“Those who adhere to the ideology of rejecting Israel's right to exist might as well reject the earth beneath them and the sky above, because Israel is not going anywhere. Today, I want to tell you — particularly the young people — that so long as there is a United States of America, Ah-tem lo lah-vahd. You are not alone,” Obama said.
“Israel is the most powerful country in this region. Israel has the unshakeable support of the most powerful country in the world. Israel is not going anywhere. Israel has the wisdom to see the world as it is, but also the courage to see the world as it should be.”

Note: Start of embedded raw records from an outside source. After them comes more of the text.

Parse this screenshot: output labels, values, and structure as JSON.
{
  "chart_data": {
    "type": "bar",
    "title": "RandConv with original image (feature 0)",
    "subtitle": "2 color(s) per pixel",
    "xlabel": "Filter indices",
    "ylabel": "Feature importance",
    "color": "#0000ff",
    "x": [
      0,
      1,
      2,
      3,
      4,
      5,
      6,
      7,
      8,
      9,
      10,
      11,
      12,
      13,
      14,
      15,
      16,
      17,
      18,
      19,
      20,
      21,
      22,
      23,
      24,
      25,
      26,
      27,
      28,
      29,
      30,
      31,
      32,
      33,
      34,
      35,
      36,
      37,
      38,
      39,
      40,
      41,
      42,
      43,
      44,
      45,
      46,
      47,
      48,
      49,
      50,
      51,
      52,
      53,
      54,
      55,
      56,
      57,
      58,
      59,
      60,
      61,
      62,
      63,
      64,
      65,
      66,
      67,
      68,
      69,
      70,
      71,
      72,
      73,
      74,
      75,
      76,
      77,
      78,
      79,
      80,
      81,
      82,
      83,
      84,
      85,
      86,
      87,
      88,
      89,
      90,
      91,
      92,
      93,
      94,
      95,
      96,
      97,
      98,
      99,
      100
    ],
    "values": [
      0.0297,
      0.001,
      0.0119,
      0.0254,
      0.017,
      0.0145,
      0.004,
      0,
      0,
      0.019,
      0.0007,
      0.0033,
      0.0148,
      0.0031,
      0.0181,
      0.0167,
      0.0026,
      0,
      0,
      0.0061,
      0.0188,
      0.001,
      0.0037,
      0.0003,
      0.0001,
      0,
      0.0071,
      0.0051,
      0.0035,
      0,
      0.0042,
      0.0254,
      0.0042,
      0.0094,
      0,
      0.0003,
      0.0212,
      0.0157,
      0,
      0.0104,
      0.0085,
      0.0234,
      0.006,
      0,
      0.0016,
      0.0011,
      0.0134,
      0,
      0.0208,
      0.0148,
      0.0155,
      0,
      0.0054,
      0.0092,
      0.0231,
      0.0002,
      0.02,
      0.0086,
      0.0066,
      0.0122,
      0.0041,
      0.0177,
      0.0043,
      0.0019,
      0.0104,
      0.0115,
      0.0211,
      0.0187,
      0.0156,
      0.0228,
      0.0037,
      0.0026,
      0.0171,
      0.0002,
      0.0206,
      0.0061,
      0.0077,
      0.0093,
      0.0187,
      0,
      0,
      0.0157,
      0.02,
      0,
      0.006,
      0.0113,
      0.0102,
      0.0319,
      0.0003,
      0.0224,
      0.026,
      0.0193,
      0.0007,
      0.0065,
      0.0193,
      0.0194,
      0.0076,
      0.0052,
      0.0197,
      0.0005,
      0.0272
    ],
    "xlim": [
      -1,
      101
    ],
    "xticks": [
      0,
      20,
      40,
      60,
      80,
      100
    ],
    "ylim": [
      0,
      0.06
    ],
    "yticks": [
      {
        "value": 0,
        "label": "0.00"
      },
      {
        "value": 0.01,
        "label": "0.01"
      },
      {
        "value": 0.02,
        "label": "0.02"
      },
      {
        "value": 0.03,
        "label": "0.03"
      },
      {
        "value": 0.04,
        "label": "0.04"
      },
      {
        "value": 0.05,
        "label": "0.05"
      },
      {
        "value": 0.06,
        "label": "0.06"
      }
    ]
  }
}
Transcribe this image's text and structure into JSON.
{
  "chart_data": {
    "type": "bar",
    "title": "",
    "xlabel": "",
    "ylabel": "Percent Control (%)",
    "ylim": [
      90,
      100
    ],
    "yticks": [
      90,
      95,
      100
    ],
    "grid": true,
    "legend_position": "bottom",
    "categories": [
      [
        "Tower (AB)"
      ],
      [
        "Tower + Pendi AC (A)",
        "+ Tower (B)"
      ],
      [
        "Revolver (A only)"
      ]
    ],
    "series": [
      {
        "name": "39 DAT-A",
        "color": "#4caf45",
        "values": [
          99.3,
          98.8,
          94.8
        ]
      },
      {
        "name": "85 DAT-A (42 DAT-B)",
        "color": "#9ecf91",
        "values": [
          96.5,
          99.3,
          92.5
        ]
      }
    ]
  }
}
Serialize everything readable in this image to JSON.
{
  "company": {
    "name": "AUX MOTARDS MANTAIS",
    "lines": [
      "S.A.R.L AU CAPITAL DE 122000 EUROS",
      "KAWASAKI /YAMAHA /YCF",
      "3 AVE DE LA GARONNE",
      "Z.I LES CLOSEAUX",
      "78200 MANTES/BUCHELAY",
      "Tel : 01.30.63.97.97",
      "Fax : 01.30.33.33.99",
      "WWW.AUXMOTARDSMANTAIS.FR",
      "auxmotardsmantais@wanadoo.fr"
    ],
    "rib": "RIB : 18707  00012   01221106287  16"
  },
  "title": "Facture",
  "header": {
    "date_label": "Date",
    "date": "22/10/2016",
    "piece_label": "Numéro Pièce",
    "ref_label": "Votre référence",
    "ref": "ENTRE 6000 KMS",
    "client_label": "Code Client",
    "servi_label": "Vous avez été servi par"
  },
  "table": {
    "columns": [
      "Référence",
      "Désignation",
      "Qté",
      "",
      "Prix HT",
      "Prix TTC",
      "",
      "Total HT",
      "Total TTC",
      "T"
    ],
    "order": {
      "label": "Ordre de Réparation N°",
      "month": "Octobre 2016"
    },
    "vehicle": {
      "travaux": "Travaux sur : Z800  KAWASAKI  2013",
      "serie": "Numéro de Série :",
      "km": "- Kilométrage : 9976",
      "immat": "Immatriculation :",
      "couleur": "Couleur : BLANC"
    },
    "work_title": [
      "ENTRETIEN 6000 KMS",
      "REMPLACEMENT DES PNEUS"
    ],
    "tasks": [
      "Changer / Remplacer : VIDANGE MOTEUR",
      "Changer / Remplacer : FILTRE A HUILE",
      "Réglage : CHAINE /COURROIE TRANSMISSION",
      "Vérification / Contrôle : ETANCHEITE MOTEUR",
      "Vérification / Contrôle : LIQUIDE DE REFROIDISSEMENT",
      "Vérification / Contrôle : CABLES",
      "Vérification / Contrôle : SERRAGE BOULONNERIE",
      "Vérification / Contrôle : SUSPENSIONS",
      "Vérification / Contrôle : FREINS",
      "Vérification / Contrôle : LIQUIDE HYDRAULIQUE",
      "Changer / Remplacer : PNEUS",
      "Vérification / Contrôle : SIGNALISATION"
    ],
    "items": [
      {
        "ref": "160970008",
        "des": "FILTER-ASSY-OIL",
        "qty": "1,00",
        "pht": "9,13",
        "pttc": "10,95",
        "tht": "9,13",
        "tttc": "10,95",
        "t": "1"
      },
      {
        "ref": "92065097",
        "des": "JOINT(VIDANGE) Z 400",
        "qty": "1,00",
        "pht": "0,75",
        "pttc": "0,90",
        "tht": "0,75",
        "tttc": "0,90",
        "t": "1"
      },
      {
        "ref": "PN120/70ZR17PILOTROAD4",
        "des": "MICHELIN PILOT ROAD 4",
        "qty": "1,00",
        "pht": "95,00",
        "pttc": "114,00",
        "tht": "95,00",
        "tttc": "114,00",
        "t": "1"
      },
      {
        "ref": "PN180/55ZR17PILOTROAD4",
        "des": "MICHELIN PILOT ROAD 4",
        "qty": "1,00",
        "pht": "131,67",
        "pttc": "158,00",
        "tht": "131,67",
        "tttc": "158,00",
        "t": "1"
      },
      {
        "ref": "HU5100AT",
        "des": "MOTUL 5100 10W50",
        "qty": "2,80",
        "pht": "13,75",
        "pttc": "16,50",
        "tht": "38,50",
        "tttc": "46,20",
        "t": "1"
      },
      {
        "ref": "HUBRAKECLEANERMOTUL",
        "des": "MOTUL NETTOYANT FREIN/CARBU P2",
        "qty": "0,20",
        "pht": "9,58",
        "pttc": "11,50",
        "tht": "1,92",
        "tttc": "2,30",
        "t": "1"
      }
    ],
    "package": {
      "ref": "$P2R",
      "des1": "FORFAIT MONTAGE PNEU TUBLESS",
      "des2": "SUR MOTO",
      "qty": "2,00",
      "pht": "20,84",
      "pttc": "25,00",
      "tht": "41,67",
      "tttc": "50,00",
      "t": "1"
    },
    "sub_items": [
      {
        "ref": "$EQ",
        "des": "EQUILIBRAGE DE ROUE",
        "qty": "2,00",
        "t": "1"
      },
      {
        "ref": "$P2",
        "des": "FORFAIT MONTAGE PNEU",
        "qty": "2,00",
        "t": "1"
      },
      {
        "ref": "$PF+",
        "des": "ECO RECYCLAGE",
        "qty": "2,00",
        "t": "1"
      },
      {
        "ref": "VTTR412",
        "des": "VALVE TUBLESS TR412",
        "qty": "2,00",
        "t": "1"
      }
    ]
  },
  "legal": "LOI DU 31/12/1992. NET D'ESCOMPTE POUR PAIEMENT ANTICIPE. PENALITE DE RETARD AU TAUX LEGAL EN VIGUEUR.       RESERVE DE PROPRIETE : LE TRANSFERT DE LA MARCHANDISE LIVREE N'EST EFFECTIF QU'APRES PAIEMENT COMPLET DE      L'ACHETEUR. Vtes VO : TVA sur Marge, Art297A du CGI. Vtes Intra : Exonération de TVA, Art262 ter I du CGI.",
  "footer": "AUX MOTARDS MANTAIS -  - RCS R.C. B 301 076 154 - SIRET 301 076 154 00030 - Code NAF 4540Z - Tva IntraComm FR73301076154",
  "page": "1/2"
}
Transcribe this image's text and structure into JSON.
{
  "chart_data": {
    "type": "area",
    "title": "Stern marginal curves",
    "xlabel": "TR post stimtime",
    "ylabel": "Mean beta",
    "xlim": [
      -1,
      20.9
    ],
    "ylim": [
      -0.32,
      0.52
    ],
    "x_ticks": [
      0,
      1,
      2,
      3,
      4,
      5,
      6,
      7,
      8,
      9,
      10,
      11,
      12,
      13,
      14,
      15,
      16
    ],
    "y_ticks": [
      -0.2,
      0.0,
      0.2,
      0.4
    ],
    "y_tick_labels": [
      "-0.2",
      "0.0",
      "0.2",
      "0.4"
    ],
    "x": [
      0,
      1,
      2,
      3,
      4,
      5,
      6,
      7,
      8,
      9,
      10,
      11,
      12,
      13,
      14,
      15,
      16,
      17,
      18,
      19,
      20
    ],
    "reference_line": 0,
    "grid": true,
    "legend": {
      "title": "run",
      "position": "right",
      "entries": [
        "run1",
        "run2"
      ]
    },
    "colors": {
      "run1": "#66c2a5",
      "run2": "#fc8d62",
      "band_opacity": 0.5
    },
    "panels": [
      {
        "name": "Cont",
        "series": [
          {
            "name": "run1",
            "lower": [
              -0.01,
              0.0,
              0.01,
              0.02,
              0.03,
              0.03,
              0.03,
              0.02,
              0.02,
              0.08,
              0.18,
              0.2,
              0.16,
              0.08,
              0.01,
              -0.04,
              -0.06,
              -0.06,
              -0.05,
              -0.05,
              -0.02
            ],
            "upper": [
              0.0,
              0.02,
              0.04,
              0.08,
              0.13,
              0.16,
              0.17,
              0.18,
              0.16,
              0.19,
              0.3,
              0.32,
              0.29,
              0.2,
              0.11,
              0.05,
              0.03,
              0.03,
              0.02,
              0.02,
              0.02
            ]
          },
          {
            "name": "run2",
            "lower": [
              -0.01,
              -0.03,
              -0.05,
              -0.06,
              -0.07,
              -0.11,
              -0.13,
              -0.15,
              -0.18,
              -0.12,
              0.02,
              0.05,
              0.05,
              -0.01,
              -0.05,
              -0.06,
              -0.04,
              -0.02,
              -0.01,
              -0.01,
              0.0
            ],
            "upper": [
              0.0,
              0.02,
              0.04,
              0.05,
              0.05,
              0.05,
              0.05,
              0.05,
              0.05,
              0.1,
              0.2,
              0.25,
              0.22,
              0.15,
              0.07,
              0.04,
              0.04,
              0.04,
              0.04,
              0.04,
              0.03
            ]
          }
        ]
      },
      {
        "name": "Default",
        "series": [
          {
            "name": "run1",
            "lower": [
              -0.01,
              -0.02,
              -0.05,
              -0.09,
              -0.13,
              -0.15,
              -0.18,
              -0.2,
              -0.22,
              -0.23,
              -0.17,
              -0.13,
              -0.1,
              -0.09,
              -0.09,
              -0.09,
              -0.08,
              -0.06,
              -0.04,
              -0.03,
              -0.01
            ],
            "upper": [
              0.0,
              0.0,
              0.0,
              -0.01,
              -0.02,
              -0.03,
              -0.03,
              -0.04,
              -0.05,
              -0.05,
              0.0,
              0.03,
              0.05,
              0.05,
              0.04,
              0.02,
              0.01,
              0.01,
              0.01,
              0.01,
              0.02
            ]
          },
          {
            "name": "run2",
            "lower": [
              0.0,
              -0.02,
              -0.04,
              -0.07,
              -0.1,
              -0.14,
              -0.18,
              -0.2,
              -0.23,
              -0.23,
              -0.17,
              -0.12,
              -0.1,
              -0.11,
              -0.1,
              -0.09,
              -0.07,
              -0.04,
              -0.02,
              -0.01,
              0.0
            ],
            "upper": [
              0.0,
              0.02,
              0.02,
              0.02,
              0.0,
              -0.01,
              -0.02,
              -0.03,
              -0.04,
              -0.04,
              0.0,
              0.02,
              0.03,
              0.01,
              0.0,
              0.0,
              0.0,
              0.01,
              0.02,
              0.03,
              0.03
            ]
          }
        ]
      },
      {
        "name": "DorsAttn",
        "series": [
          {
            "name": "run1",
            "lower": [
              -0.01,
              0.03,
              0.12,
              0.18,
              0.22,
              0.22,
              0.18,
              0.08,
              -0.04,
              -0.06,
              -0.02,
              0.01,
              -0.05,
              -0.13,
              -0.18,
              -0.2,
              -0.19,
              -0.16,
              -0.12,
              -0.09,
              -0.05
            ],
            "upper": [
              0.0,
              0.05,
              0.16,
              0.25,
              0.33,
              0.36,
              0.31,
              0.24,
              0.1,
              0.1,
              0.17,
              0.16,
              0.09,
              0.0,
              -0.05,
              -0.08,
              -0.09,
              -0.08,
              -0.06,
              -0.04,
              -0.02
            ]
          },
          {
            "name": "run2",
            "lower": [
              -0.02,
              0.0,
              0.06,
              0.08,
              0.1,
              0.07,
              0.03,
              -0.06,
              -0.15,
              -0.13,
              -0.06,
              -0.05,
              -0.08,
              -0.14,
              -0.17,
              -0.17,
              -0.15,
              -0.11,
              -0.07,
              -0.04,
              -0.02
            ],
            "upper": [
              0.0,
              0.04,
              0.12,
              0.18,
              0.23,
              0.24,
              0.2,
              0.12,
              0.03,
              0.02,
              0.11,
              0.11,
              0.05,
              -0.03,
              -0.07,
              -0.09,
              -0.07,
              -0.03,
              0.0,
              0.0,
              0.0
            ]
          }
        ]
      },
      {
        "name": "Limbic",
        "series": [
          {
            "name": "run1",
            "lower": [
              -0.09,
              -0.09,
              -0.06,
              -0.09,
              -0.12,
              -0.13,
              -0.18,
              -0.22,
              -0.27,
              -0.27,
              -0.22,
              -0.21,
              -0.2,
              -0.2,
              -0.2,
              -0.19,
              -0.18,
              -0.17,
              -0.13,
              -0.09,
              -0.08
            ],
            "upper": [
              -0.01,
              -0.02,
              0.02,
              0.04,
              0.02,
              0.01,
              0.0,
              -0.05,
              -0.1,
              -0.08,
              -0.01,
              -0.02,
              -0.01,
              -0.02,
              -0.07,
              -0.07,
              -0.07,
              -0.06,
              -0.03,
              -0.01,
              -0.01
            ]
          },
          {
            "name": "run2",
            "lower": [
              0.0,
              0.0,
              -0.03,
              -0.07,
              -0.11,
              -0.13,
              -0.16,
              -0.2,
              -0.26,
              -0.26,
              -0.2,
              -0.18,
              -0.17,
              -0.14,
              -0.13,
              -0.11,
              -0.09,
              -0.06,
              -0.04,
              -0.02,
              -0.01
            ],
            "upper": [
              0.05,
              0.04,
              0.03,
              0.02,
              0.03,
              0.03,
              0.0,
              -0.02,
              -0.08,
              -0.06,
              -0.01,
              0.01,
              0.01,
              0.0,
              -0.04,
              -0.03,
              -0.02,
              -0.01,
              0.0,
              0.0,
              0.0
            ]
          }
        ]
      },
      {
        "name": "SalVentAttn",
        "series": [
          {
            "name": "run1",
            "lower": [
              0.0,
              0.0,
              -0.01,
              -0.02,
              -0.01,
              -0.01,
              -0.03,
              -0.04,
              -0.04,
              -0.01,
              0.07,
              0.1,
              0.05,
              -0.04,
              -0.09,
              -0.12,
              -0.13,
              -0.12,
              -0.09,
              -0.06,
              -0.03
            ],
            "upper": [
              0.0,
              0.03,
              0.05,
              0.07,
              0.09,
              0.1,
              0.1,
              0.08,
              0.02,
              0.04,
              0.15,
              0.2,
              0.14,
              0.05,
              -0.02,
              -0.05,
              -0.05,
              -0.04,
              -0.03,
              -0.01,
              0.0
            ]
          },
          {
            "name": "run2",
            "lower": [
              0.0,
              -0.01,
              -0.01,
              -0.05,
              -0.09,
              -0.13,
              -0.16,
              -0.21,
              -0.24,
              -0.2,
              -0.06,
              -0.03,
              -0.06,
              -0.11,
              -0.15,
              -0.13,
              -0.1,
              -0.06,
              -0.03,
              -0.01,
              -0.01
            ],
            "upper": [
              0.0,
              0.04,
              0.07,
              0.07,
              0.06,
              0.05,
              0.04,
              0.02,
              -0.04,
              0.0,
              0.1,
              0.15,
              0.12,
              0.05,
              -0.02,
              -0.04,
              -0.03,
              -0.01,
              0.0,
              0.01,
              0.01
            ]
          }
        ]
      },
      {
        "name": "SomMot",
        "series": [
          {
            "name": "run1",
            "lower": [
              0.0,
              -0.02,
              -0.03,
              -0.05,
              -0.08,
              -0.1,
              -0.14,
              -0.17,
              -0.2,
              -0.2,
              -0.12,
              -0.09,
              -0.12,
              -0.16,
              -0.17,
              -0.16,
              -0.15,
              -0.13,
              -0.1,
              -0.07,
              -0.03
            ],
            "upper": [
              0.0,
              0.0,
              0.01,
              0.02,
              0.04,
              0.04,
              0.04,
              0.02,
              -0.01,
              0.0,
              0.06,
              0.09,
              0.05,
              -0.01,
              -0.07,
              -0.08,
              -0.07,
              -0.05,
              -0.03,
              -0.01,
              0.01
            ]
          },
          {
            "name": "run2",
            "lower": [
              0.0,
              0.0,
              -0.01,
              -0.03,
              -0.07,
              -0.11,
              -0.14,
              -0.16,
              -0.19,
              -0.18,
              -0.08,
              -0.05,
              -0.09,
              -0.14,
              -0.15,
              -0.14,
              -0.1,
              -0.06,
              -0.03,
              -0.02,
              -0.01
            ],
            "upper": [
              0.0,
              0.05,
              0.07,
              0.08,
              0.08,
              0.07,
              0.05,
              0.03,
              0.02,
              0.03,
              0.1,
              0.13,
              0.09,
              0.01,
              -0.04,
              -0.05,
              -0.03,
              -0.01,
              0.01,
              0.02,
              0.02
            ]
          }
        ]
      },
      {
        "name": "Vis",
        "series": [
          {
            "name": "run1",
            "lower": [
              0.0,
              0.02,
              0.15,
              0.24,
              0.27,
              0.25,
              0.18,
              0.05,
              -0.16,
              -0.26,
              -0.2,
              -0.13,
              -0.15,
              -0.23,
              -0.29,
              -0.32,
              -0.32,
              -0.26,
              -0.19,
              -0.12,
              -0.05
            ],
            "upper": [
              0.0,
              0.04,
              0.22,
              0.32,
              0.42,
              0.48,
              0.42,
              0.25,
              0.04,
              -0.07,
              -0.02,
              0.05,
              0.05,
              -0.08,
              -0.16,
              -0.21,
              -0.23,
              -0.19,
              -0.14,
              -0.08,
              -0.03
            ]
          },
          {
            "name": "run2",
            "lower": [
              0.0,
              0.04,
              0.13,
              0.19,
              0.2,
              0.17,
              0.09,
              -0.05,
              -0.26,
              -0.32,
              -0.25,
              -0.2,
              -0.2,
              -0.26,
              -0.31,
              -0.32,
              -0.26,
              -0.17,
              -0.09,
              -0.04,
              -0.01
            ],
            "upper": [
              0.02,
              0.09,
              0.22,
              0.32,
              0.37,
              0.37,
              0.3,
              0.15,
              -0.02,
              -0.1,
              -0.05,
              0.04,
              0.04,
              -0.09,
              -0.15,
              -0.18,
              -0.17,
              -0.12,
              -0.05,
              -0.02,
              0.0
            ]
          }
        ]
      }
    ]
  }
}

In the same speech, Obama, referring to the Palestinian statehood, a slight deviation from the US' policy for the region, told how Palestinians had also the same rights like Israelis to live without fear of getting killed. “The Palestinian people's right to self-determination and justice must also be recognized. Put yourself in their shoes and look at the world through their eyes.”
“It is not fair that a Palestinian child cannot grow up in a state of their own, living their entire lives with the presence of a foreign (Israeli) army that controls the movements of her parents every single day. It is not just when settler violence against Palestinians goes unpunished. It is not right to prevent Palestinians from farming their lands; to restrict a student's ability to move around the West Bank; or to displace Palestinian families from their home. Neither occupation nor expulsion is the answer. Just as Israelis built a state in their homeland, Palestinians have a right to be a free people in their own land.”
This part of the speech would certainly have made Israeli authorities’ uncomfortable but the earlier part of the speech in which Obama promised unflinching support to Israel’s right to exist would have acted as a balm. But experts believe that Obama wanted to convey Israel, although in a subtle way, that it needs to respect and live up to the democratic ideals. “The answer for Israelis, of course, is that they want a Jewish democracy. That sets up Obama to argue, as others have done, that Israel can’t be Jewish and democratic if it continues to place the Palestinians under occupation,” Max Fisher wrote in The Washington Post.
Peace process between Israel and Palestine is already dead following the Israeli onslaught on Gaza late last year in which around hundred Palestinians (including women and children) were killed and more than seven hundred wounded. The onslaught ended after an Egypt- backed truce following the visit of Hilary Clinton, former US Foreign Secretary.
Echoing the pessimistic view of Obama’s visit, an editorial in the Lebanese Daily Star Thursday said the result will bring Palestinian anger to a whole new level. Obama gave “his country’s full support for the Israelis on several fronts,” adding that “the Palestinians will treat their guest with the sounds of dance, while Israeli bulldozers continue to illegally claim even more Palestinian land for settlements,” the paper wrote.
One might wonder why this level of pessimism exists when Obama has termed the settlements “not appropriate and constructive” for peace process. The answer probably lies in the fact that Obama has urged Abbas to drop demands that Israel halt all settlement activity as a precondition for peace talks. Pertinent to mention, Obama had, in his first term, been explicitly against the new settlements in the territories Israel occupied after the 1967 Arab war.
So, was Obama’s commitment to Palestinian statehood just a rhetorical commitment, Jennifer Rubin writes in The Washington Post: “President Obama's trip will, if nothing else, provide confirmation of a number of conservative critics' observations of his administration."
Summing up the expectations of Palestinians from Obama’s visit, Sami Abdel-Shafi, co-founder and senior partner at Emerge Consulting Group, a management consultancy in Gaza City, writes in Guardian: “It would be unrealistic to expect a breakthrough from President Barack Obama’s visit to Israel, particularly given how pessimistic Palestinians have become over the US administration’s role in the Palestinian-Israeli conflict. The hope is that the visit does not make things worse.”